On Sat, 1 Dec 2018, Maciej W. Rozycki via cctalk wrote:
Be assured there were enough IBM PC clones running DOS
around from 1989
onwards for this stuff to matter, and hardly anyone switched to MS Windows
before version 95 (running Windows 3.0 with the ubiquitous HGC-compatible
graphics adapters was sort of fun anyway, and I am not sure if Windows 3.1
even supported it; maybe with extra drivers).
Depending on which question you are asking, . . .
Windows 3.1 definitely did support Hercules video. We had about 3 dozen
such machines (386SX) in the school student homework lab.
It also supported CGA, but initially didn't come with the driver, so it
would work if you upgraded from 3.0 to 3.1, or otherwise used the 3.0 CGA
driver.
In August 1991, I went to a Microsoft conference in Seattle. Although it
was the anniversary of the 5150, Bill Gates was making appearances on the
east coast, instead of being there.
They asked our opinion of the NEW flying ["dry rot" disintegrating] window
logo, and couldn't believe it that we did NOT love it.
I found out about, and got a copy of, a CD-ROM "International" Windows
3.0, with many languages, including Chinese! I loved being able to
install from CD, instead of boxes of floppies, and was glad that they were
at least trying to expand to the rest of the world.
They introduced Windows 3.1. But the borrowed Toshiba laptop that I had
with me had 1MB of contiguous RAM, but not A20 support, and 3.1 "NEEDED"
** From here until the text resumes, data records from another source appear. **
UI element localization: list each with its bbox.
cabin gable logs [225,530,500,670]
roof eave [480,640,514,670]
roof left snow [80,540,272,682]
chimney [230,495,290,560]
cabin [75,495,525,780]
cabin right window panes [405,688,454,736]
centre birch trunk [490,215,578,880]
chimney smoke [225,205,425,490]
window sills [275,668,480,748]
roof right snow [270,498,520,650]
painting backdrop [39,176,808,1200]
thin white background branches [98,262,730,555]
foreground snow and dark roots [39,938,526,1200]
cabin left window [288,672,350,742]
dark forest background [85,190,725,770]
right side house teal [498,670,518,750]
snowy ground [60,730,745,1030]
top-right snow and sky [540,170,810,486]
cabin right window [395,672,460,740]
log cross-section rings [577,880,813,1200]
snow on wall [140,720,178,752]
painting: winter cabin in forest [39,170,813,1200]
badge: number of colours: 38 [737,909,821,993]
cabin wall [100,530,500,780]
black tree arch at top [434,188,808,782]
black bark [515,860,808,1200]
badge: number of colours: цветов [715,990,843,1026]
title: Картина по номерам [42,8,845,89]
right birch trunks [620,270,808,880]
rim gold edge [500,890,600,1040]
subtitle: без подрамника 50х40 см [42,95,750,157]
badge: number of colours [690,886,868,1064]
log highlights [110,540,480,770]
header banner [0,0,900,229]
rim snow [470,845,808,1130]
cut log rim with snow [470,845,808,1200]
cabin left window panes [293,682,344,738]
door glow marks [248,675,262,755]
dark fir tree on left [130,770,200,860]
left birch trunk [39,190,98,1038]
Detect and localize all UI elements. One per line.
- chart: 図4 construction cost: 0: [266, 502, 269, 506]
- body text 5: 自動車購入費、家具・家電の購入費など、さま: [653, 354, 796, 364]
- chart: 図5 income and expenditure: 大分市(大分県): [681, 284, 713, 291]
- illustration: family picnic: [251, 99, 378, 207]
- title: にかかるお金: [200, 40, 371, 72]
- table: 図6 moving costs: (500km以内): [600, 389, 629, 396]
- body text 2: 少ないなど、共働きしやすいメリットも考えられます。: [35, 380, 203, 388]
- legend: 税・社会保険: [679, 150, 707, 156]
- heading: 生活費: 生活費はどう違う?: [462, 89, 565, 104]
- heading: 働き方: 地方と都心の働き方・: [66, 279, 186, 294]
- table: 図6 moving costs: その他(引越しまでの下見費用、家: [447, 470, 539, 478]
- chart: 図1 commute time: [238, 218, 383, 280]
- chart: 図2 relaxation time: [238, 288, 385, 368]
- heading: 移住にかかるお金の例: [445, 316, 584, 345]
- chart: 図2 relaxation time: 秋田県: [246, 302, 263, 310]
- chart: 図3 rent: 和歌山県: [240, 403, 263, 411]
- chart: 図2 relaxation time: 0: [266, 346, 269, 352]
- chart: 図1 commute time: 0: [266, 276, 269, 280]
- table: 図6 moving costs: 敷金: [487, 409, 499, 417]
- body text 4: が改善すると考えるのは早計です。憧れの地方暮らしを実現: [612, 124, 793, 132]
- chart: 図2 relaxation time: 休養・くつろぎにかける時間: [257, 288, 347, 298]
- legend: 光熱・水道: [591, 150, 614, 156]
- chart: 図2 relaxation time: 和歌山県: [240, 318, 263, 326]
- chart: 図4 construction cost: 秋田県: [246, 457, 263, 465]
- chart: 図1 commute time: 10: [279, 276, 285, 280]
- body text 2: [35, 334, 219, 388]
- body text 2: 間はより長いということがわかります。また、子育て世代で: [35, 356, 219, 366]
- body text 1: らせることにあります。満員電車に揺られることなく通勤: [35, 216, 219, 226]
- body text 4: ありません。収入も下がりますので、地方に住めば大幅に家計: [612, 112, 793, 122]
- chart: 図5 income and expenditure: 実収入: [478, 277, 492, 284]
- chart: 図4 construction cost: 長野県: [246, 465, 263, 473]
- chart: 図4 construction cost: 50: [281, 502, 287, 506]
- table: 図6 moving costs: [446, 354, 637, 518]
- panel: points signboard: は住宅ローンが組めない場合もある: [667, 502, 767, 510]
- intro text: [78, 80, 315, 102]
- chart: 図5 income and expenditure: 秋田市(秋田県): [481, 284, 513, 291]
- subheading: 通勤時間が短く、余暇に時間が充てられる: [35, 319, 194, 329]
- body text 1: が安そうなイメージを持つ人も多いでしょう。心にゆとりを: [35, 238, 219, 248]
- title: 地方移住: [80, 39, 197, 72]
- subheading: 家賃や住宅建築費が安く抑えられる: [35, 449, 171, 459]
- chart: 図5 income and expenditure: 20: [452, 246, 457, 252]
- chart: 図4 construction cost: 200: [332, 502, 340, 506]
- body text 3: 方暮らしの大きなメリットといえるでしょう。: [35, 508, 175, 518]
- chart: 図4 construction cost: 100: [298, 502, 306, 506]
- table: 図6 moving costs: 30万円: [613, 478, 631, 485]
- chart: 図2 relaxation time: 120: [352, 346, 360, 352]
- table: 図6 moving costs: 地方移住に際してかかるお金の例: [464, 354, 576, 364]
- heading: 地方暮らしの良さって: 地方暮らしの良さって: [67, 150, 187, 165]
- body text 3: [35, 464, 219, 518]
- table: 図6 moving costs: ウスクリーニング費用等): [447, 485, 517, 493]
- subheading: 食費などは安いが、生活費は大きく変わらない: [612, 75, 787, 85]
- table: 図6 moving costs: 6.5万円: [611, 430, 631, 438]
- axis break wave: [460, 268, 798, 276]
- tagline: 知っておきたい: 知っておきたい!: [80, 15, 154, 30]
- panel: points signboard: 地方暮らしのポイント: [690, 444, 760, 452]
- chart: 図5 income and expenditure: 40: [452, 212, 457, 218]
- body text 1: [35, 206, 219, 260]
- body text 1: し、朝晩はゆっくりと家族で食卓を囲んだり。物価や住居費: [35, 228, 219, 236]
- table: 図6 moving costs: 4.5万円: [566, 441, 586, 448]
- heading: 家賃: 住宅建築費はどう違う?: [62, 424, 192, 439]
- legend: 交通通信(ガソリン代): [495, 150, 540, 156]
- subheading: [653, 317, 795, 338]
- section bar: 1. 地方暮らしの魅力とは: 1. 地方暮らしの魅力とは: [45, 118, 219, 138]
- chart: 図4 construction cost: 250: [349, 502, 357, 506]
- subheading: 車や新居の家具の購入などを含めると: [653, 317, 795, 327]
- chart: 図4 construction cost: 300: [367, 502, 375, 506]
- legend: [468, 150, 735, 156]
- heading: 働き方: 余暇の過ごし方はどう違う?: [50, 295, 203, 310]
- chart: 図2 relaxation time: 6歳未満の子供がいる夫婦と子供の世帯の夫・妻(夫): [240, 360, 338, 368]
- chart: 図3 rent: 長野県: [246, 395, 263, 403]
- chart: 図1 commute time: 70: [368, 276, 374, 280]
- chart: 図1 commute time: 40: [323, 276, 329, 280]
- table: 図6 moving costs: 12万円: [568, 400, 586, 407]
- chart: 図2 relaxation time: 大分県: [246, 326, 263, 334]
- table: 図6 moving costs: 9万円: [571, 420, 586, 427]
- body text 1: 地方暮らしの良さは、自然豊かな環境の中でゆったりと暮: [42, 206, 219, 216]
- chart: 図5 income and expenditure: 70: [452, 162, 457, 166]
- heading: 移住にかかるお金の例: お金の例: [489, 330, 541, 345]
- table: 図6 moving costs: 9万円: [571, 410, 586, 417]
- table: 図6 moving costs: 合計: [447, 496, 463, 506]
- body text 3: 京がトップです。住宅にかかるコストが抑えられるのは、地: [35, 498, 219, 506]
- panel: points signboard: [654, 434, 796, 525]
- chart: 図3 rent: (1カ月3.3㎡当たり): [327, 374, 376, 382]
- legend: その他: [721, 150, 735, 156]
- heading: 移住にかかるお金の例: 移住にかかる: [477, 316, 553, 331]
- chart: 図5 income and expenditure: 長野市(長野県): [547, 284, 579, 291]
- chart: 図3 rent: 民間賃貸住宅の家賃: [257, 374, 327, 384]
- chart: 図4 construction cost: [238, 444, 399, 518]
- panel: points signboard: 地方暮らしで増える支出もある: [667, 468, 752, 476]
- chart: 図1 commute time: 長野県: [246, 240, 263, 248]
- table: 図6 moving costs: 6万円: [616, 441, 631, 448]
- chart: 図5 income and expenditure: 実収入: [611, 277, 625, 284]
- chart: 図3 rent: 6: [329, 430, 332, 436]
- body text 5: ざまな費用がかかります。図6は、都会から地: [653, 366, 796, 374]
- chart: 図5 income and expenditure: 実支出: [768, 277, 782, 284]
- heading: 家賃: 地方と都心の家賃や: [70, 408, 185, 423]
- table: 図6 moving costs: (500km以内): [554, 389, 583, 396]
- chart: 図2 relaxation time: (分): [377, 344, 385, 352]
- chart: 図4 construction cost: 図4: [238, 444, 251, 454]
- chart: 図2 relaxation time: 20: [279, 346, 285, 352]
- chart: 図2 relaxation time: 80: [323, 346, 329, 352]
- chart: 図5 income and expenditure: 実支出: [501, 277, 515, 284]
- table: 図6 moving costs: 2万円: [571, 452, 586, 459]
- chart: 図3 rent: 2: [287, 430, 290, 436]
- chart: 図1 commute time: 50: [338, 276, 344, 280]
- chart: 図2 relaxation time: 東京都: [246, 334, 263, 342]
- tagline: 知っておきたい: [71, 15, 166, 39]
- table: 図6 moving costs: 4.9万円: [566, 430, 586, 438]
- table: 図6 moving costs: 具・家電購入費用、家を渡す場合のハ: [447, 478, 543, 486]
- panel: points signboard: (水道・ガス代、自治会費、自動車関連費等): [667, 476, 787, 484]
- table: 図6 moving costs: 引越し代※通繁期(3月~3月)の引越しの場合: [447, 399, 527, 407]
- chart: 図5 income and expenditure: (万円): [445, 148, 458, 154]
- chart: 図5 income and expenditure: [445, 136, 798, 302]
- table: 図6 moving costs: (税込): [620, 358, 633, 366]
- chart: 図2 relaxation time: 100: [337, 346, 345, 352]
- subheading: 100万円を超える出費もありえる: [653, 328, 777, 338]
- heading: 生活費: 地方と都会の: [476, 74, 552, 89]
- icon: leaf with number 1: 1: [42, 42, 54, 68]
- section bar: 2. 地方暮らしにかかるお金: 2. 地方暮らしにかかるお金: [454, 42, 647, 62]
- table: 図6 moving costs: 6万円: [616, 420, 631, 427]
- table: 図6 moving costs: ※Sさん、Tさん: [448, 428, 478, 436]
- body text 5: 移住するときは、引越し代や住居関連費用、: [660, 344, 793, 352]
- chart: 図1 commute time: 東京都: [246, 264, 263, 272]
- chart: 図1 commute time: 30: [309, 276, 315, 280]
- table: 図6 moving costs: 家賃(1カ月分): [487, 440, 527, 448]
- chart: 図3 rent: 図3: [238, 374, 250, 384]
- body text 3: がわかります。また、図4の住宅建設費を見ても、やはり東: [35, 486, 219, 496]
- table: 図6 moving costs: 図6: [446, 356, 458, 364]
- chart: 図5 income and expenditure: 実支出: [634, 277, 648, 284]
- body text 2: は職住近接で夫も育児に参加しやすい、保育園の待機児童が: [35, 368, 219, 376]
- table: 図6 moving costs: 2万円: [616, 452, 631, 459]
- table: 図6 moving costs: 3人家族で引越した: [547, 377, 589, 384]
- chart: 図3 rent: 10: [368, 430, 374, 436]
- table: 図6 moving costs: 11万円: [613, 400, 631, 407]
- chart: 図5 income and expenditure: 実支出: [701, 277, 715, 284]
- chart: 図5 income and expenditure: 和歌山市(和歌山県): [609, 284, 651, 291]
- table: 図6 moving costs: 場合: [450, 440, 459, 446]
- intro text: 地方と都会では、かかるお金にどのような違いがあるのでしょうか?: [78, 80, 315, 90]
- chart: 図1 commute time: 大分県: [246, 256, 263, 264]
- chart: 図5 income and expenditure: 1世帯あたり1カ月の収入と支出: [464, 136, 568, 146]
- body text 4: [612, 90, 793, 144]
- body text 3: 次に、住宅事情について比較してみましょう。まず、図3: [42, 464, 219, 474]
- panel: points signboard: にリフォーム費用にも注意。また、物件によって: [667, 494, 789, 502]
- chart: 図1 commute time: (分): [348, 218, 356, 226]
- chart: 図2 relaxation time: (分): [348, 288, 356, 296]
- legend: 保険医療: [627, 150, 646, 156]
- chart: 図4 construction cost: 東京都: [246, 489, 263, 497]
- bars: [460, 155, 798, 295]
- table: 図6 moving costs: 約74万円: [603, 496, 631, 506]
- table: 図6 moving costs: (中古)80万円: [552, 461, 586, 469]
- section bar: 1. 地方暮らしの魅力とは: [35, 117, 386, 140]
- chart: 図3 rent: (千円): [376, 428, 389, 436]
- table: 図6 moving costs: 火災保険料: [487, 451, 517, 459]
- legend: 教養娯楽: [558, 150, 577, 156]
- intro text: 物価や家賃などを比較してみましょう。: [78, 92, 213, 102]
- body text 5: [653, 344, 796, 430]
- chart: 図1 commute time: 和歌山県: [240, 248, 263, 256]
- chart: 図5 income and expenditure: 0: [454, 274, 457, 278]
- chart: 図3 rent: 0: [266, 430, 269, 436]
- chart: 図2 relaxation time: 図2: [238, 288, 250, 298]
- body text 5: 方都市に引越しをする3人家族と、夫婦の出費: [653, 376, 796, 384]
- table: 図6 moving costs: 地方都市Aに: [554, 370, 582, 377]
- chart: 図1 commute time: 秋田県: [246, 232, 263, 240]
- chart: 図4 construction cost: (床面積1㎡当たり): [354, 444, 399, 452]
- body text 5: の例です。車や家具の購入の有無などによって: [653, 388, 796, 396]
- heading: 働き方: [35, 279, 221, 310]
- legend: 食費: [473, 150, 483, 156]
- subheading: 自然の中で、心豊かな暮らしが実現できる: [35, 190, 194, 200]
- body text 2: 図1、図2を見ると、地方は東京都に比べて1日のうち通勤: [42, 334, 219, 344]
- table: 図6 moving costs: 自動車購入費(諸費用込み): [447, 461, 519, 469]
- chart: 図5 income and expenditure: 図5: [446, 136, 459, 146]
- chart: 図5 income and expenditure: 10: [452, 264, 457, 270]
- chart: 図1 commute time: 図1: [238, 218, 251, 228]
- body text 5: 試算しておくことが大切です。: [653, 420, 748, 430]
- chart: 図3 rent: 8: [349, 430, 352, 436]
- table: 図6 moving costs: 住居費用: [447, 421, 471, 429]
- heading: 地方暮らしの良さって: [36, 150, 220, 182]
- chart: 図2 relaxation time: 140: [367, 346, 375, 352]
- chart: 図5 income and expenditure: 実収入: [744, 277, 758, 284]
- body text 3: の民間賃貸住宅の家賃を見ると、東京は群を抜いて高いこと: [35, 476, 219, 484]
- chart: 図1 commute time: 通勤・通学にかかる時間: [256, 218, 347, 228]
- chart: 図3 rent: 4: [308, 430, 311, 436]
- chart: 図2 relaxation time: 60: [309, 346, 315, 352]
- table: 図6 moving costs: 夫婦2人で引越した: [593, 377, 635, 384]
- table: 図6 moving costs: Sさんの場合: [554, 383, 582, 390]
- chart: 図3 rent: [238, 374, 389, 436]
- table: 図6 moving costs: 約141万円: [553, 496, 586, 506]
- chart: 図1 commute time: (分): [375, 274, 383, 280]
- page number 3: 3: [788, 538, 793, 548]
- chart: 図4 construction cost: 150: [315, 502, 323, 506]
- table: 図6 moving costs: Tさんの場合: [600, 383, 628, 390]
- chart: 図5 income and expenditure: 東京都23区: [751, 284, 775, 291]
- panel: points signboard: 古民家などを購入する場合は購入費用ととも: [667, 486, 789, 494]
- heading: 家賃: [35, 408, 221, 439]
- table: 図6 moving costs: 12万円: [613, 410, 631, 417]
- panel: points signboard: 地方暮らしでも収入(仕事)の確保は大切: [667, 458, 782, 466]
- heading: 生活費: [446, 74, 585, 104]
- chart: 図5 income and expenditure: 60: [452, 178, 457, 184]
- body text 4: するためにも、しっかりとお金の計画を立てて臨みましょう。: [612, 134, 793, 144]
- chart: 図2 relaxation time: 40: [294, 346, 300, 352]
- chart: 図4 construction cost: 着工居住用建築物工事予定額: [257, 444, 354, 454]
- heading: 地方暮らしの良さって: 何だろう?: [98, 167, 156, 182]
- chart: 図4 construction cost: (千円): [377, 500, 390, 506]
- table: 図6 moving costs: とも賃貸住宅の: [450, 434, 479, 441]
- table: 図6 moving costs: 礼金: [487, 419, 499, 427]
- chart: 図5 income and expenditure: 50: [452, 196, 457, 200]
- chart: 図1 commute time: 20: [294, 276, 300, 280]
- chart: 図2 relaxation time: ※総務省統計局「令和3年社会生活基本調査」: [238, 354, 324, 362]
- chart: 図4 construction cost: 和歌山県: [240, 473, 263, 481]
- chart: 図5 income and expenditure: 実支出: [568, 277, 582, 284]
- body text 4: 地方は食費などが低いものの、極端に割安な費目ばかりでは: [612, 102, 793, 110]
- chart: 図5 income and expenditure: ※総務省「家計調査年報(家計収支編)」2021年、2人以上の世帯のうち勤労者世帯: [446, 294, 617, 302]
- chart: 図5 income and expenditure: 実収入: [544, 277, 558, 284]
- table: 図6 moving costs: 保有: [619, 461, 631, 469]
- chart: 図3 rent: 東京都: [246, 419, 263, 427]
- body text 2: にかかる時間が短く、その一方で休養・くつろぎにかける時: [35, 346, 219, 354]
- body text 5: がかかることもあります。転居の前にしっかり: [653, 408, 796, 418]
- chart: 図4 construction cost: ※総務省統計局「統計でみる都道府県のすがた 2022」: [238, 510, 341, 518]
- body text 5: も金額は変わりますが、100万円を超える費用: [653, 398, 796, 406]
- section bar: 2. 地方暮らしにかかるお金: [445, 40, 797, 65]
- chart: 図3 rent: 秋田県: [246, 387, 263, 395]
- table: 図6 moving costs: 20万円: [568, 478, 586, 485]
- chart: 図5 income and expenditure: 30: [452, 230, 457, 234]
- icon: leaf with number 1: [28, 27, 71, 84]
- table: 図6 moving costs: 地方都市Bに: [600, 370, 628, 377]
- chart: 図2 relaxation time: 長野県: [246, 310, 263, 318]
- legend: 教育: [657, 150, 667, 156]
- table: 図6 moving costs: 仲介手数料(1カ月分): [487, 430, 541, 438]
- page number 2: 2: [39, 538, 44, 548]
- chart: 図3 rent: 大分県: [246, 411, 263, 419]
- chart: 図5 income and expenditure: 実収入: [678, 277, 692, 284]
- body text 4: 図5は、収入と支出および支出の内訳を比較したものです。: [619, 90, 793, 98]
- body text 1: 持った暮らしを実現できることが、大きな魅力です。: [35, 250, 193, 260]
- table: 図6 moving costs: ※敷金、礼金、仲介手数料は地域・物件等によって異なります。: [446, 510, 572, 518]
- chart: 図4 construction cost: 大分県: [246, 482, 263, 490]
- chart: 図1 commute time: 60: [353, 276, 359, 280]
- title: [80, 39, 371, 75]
64K above 1MB for HIMEM.SYS, which "SOLVES the problem of not enough RAM".
3.1 also was the first product to force SMARTDRV.SYS. As soon as I got
home, I contacted the Win3.1 Beta program to tell them that write-cacheing
without a way to turn it off was a BIG problem. There was a bad spot on
the hard drive that I was installing it to that neither Spinrite nor
SpeedStor could find, but it consistently crashed the 3.1 installation.
But, with the forced write cacheing, there was NO possible way to recover.
(Without write-cacheing, you just rename the file that failed, and
manually install another copy of that one file)
I found the bad spot and put a SECTORS.BAD file there, and then was OK.
The Microsoft Beta program wanted cheerleaders, and ABSOLUTELY didn't want
any negative feedback nor bug reports, and insisted that the OS had no
responsibility to recover from nor survive hardware problems, and that
therefore it was not their problem. I told them that they would soon
have to do a recall (THAT was EXACTLY what happened with DOS 6.2x). They
did not invite me to participate in any more Betas.
I had a font editor that wouldn't tolerate 3.1, and quite a few XTs (no
A20), so I continued to keep Win 3.0 on a bunch of machines.